What do you folks think? It seems like this would be the densest way to store the relationship, using the checked constraint trick with the IDs so you don't need duplicate records to store Alice and Bob's friendship as {A -> B, B -> A} if the friendship is inherently bidirectional (vs a followed/follower model), and doesn't preclude one from storing the data in another isomorphic structure that might be optimized for specific queries. I'm sure it's possible to replicate this with Neo4j, but it felt cumbersome programming that in Java versus expressing that in SQL. But I'd really like to use Neo4j in an OLTP environment, but still haven't had enough of an impetus yet because WITH RECURSIVE in postgres works well if the recursion depth is capped.

1 comments

Your `friendship` table is a simple adjacency list representation for an undirected graph. As you point out, the main trouble in using a relational database for a true graph model is to process graph traversals, which you can do with nested inner queries, joins, or Postgres' WITH RECURSIVE. A graph database, for that reason, is usually optimized as a very efficient sequential JOIN machine, where you can imagine successive JOINS as connecting the endpoints of edges along a graph path.

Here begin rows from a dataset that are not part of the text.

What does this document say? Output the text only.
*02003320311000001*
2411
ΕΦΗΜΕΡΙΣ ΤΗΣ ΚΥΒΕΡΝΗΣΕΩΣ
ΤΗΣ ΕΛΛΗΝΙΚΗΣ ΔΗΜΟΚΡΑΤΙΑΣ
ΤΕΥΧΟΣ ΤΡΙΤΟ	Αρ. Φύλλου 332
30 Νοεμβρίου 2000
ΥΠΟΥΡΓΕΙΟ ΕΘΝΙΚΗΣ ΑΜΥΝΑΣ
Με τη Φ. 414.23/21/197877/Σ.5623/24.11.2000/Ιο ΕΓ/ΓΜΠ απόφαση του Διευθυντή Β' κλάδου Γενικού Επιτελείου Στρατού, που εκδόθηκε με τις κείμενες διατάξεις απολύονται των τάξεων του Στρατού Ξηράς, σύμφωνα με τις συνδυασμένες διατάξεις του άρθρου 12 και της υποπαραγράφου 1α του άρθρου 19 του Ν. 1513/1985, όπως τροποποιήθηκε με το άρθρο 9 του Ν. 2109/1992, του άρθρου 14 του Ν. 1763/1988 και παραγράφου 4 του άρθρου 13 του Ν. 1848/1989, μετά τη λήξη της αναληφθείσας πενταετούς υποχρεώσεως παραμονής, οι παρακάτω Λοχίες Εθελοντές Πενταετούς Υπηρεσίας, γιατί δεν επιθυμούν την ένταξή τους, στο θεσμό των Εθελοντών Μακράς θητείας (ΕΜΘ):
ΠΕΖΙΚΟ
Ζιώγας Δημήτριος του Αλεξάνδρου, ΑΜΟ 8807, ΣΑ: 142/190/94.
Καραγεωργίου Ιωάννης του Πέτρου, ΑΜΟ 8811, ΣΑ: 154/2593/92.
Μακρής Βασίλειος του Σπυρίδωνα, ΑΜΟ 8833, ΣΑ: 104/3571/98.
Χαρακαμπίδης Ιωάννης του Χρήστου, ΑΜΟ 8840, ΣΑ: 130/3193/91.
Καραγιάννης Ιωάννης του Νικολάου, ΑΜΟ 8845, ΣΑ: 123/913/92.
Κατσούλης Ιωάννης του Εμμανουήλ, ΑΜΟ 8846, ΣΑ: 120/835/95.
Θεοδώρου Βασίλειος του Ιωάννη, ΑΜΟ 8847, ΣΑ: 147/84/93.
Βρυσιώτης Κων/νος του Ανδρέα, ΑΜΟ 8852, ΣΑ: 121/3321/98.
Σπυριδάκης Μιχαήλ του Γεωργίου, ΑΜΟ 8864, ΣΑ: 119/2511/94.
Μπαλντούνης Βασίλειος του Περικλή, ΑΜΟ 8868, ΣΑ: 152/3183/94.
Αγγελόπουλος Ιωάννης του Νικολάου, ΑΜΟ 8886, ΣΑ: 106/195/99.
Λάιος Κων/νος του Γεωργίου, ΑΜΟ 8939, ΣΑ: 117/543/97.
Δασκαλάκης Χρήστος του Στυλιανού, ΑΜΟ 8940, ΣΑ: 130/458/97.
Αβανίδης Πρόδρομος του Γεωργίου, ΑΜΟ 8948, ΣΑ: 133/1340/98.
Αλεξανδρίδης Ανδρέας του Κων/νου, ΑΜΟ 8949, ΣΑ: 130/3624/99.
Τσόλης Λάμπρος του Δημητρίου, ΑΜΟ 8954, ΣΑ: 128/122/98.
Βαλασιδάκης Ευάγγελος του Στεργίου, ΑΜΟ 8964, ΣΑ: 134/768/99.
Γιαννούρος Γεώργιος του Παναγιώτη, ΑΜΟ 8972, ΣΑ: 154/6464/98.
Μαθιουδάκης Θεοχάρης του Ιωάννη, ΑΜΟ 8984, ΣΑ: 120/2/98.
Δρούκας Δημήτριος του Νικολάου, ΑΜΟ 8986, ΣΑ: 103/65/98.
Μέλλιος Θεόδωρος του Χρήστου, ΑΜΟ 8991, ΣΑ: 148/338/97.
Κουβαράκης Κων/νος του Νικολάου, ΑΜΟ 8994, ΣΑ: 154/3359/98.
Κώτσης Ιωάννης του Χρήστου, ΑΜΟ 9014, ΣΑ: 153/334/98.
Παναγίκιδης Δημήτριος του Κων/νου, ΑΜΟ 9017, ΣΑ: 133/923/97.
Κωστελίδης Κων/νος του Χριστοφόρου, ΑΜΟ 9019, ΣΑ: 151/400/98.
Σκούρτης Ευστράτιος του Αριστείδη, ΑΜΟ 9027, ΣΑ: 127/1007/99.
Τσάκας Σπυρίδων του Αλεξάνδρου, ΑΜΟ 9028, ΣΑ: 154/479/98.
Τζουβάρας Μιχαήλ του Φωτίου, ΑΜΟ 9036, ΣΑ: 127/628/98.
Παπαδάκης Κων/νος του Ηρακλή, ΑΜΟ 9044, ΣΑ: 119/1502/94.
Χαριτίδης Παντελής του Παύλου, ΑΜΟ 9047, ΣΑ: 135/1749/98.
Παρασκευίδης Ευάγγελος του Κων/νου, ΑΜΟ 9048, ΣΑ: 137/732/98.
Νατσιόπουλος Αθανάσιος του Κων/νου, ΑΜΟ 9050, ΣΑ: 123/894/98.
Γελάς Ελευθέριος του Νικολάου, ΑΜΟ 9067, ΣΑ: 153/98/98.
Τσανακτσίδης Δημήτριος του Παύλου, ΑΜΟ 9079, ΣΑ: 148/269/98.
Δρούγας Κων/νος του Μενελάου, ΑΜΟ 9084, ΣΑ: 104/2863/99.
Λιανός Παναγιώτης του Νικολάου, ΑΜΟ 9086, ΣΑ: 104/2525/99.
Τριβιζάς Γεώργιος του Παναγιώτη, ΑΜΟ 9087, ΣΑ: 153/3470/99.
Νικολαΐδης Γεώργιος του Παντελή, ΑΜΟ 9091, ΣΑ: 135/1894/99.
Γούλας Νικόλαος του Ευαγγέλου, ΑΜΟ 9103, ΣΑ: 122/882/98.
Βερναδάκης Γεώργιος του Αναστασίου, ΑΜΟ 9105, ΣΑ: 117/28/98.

By the way, if you're interested in graph representations for efficient querying, check out TripleStores [1], and the Wiki list on subject-predicate-object databases [2].

[1] https://en.wikipedia.org/wiki/Triplestore [2] https://en.wikipedia.org/wiki/List_of_subject-predicate-obje...

Thanks! I was just reading the neo4j source and noticed the bitmap indexes which apparently have several advantages to B-tree indexes for indexing graphs:

https://github.com/neo4j/neo4j/tree/3.0/community/lucene-ind...

ps:

http://stackoverflow.com/questions/9541541/b-tree-vs-bitmap-...

https://en.wikipedia.org/wiki/Bitmap_index

Thanks for showing me triplestores! Good to know that it's better to use a database engine optimized for triples for graphs vs rolling your own in SQL.